Inhibition of the oxidative metabolism of 3,4-dihydroxyphenylacetaldehyde, a reactive intermediate of dopamine metabolism, by 4-hydroxy-2-nonenal.

Recent evidence indicates a role for oxidative stress and resulting products, e.g. 4-hydroxy-2-nonenal (4HNE) in the pathogenesis of Parkinson's disease (PD). 4HNE is a known inhibitor of mitochondrial aldehyde dehydrogenase (ALDH2), an enzyme very important to the dopamine (DA) metabolic pathway. DA undergoes monoamine oxidase-catalyzed oxidative deamination to 3,4-dihydroxyphenylacetaldehyde (DOPAL), which is metabolized primarily to 3,4-dihydroxyphenylacetic acid (DOPAC) via ALDH2. The biotransformation of DOPAL is critical as previous studies have demonstrated this DA-derived aldehyde to be a reactive electrophile and toxic to dopaminergic cells.
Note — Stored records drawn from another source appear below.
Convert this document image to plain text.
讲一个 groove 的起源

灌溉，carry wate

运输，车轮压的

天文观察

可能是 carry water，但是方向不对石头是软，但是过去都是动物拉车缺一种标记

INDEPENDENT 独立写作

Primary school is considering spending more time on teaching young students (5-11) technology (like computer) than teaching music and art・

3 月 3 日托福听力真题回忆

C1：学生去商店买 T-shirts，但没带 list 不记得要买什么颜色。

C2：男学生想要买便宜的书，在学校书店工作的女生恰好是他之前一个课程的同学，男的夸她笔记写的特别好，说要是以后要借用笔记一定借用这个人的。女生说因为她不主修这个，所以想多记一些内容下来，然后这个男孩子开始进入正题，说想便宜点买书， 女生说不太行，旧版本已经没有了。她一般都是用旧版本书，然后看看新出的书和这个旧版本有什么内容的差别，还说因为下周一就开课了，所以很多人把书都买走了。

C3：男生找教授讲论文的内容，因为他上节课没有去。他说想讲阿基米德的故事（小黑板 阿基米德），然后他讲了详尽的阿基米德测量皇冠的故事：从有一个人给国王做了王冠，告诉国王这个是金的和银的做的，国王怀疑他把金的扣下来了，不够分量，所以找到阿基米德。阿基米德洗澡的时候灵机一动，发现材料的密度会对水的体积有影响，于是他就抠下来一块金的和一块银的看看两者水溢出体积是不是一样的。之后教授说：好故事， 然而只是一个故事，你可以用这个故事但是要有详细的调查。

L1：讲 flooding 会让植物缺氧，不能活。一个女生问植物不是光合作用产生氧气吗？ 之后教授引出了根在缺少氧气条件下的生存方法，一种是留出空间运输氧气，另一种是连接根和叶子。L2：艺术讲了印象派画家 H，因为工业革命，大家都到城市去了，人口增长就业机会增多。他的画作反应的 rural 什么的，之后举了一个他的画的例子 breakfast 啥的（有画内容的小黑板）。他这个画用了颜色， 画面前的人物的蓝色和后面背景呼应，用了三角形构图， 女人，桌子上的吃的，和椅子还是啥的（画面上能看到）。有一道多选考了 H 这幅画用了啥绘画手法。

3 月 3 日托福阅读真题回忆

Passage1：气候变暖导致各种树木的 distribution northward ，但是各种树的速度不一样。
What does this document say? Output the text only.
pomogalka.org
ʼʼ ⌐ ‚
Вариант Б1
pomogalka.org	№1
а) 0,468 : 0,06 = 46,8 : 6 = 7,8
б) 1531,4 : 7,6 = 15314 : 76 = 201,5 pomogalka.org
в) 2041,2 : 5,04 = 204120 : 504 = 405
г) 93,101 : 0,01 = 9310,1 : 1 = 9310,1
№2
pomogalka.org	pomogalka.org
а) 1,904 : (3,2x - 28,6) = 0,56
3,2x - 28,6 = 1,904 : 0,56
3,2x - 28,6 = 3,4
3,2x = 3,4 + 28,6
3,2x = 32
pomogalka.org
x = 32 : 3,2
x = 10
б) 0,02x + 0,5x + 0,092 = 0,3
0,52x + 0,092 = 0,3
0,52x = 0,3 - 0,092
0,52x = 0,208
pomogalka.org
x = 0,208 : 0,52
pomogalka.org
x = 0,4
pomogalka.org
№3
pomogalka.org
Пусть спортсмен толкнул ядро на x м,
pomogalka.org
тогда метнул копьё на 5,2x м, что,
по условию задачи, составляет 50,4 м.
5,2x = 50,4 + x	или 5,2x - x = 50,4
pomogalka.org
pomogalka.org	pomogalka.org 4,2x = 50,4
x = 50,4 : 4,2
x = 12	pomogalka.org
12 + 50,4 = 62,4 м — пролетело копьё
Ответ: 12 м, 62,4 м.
Therefore, 4HNE produced via oxidative stress may inhibit ALDH2-mediated oxidation of the endogenous neurotoxin DOPAL. To test this hypothesis, ALDH2 in various model systems was treated with 4HNE and activity toward DOPAL measured. Incubation of human recombinant ALDH2 with 4HNE (1.5-30 microM) yielded inhibition of activity toward DOPAL. Furthermore, ALDH2 in rat brain mitochondrial lysate as well as isolated rat brain mitochondria was also sensitive to the lipid peroxidation product at low micromolar, as evident by a decrease in the rate of DOPAL to DOPAC conversion measured using HPLC. Taken together, these data indicate that 4HNE at low micromolar inhibits mitochondrial biotransformation of DOPAL to DOPAC, and generation of the lipid peroxidation product may represent a mechanism yielding aberrant levels of DOPAL, thus linking oxidative stress to the uncontrolled production of an endogenous neurotoxin relevant to PD.